The year was 1954 and Billy Graham had just completed a landmark three-month Crusade at Harringay Arena in London. He writes in his autobiography, “If our 1949 Crusade in Los Angeles marked a decisive watershed for our ministry in the United States, the London Crusade in 1954 did the same thing for us internationally.”

And it was during the 1954 London Crusade that former Director of Counseling and Follow-up, Charlie Riggs (who passed away in 2008), developed four remarkable steps and titled them “Steps to Peace With God.”

Since that time, and in various printed and electronic forms, this succinct and clear presentation of how to have a personal relationship with Jesus Christ and experience peace with God has been translated into dozens of languages and shared with millions of people.

A Needed Tool

Devoted to sharing Christ with others and to discipling Christians to multiply by witnessing, Riggs saw “Steps to Peace With God” as a natural overflow from the message Billy Graham preached. The challenge was how to translate that message into a tool that the counseling and follow-up team could use in training the lay volunteers who counseled inquirers at the end of a Crusade meeting.

The message that many people heard from the church in the 1950s was filled with images of hell, fire and damnation. While those are realities for someone not rescued by trusting in Jesus and should not be minimized, Riggs felt led to present the Gospel from a different perspective. He knew firsthand the impact of God’s love, forgiveness and plan for his life.

“God put a hunger and thirst in me to think about what happens if people don’t live for God,” Riggs explained when asked why he was he so positive during a time when the message of the church was not always so positive. “God had done so much for me and changed my life. His plan for us is peace and life, and the only way to have that peace is to accept Jesus. I had heard Mr. Graham preach this many times. I just took that message and made it into the four steps.”

God’s Purpose: Peace and Life

It is no accident that the first step in this tool is “God loves you and wants you to experience peace and life—abundant and eternal.” After training counselors for Crusades and personally sharing his faith hundreds of times, Riggs knew that the key place to begin was with each person’s innate need.

Blaise Pascal talked about each person having a God-shaped vacuum. Nothing else can fill this hole except God. It’s clear that this is true in today’s world—just as it was true 50 years ago.
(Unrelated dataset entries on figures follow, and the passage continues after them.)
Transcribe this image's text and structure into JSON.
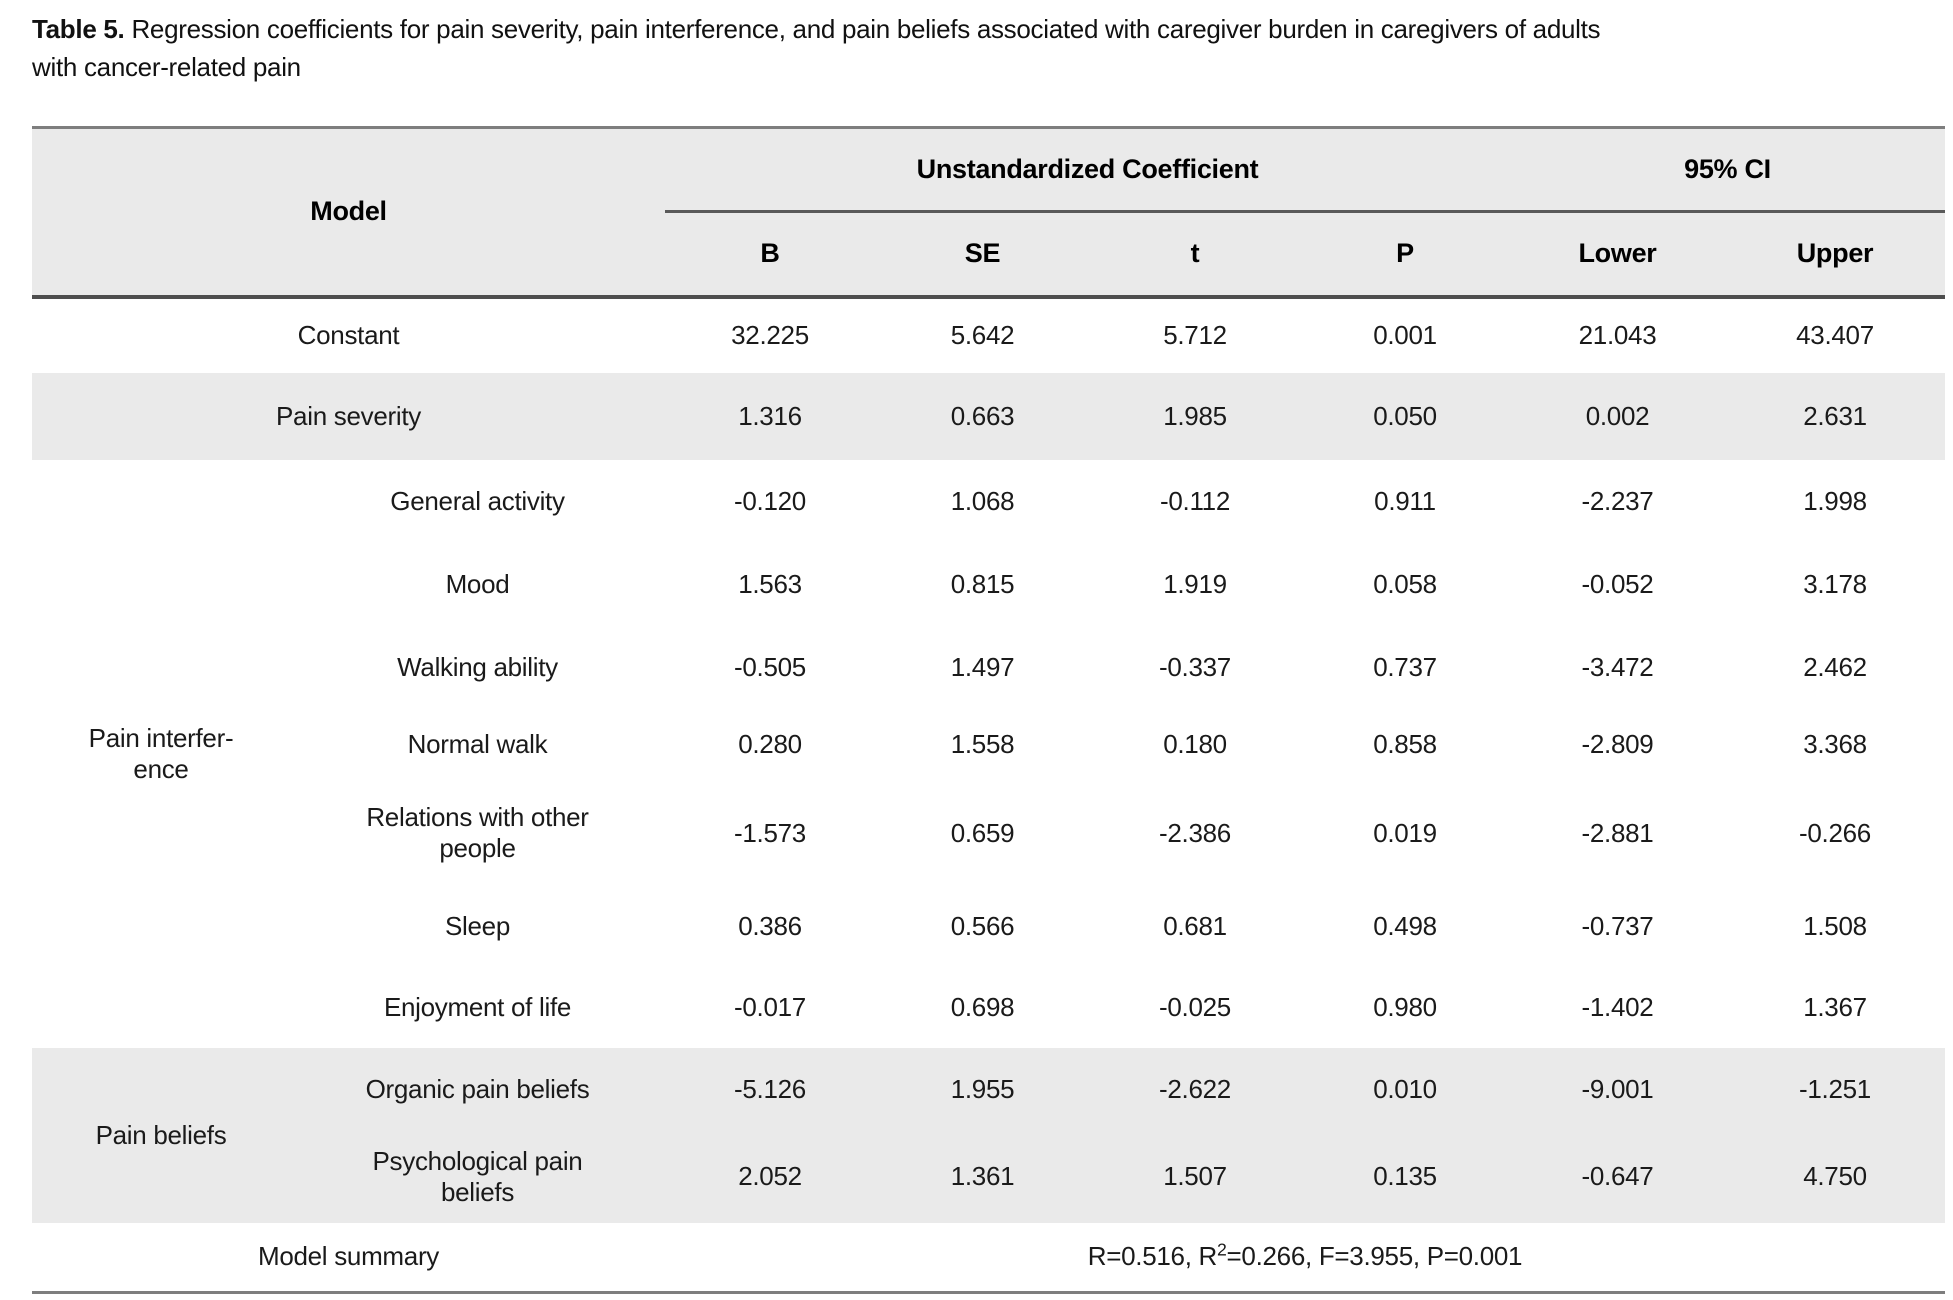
{
  "title": {
    "label": "Table 5.",
    "line1": "Regression coefficients for pain severity, pain interference, and pain beliefs associated with caregiver burden in caregivers of adults",
    "line2": "with cancer-related pain"
  },
  "colors": {
    "band_gray": "#eaeaea",
    "outer_rule": "#7e7e7e",
    "header_rule": "#4e4e4e",
    "text": "#1a1a1a"
  },
  "table": {
    "header": {
      "model": "Model",
      "unstandardized": "Unstandardized Coefficient",
      "ci": "95% CI",
      "sub": [
        "B",
        "SE",
        "t",
        "P",
        "Lower",
        "Upper"
      ]
    },
    "rows": [
      {
        "group": "",
        "label": "Constant",
        "values": [
          "32.225",
          "5.642",
          "5.712",
          "0.001",
          "21.043",
          "43.407"
        ]
      },
      {
        "group": "",
        "label": "Pain severity",
        "values": [
          "1.316",
          "0.663",
          "1.985",
          "0.050",
          "0.002",
          "2.631"
        ]
      },
      {
        "group": "Pain interfer-\nence",
        "label": "General activity",
        "values": [
          "-0.120",
          "1.068",
          "-0.112",
          "0.911",
          "-2.237",
          "1.998"
        ]
      },
      {
        "label": "Mood",
        "values": [
          "1.563",
          "0.815",
          "1.919",
          "0.058",
          "-0.052",
          "3.178"
        ]
      },
      {
        "label": "Walking ability",
        "values": [
          "-0.505",
          "1.497",
          "-0.337",
          "0.737",
          "-3.472",
          "2.462"
        ]
      },
      {
        "label": "Normal walk",
        "values": [
          "0.280",
          "1.558",
          "0.180",
          "0.858",
          "-2.809",
          "3.368"
        ]
      },
      {
        "label": "Relations with other\npeople",
        "values": [
          "-1.573",
          "0.659",
          "-2.386",
          "0.019",
          "-2.881",
          "-0.266"
        ]
      },
      {
        "label": "Sleep",
        "values": [
          "0.386",
          "0.566",
          "0.681",
          "0.498",
          "-0.737",
          "1.508"
        ]
      },
      {
        "label": "Enjoyment of life",
        "values": [
          "-0.017",
          "0.698",
          "-0.025",
          "0.980",
          "-1.402",
          "1.367"
        ]
      },
      {
        "group": "Pain beliefs",
        "label": "Organic pain beliefs",
        "values": [
          "-5.126",
          "1.955",
          "-2.622",
          "0.010",
          "-9.001",
          "-1.251"
        ]
      },
      {
        "label": "Psychological pain\nbeliefs",
        "values": [
          "2.052",
          "1.361",
          "1.507",
          "0.135",
          "-0.647",
          "4.750"
        ]
      }
    ],
    "summary": {
      "label": "Model summary",
      "value_pre": "R=0.516, R",
      "value_sup": "2",
      "value_post": "=0.266, F=3.955, P=0.001"
    }
  }
}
“People need to know that God loves them,” Riggs said. “Most people don’t think that God does, or that He has a real plan for their lives. People just line up and follow others who don’t know God because they don’t know any better. It’s sad when people think they’ve just been born to live and die, with no purpose but to follow daily routines. So many don’t have a concept of heaven, hell or eternity.”

Igniting Curiosity

By focusing the initial step on God’s desire for us to experience His love, peace and abundant life, anyone using this tool can open the door to a discussion with a basic question. Those who use this tool often begin by asking, “Do you know the steps to peace with God?” Those words, “Do you know,” immediately trigger someone’s intellectual curiosity and pave the way for an introduction to the fact that there is a God who desires a personal relationship with everyone.

Hearing—maybe for the first time—that it is possible to have peace with God, the person is drawn to the Originator of faith, life and redemption—the Savior. This question often provokes a feeling that one ought to know something but does not. One might also ask the question, “Did you know that God has a specific plan for you?” Both questions help people realize they have a God-shaped vacuum. People become interested in finding out about these steps to peace with God.

Often, God uses this first step as a jumping-off place, giving a spiritual wake-up call even to those active in the church. During his years with the Billy Graham Evangelistic Association, Riggs trained hundreds of thousands of counselors for Crusades. Much of that training centered on teaching potential counselors to use “Steps to Peace With God.” Sometimes even those who attended counselor training didn’t understand God’s offer of peace. Lives were radically changed as people learned about God’s plan for them.

Still Relevant

Though these steps were written in 1954, they are still relevant today. This tool is now in the public domain, so there is no way to estimate the number of copies in existence. And the steps are a key part of the new peacewithgod.net Internet Evangelism site.

Other Christian organizations have adjusted the language to best reflect those whom they serve, reaching individuals in the United States and around the world. God took what began as a simple way to involve people in Crusade counseling and transformed it into a tool that drives His truth into the human heart and helps people find peace and life—abundant and eternal.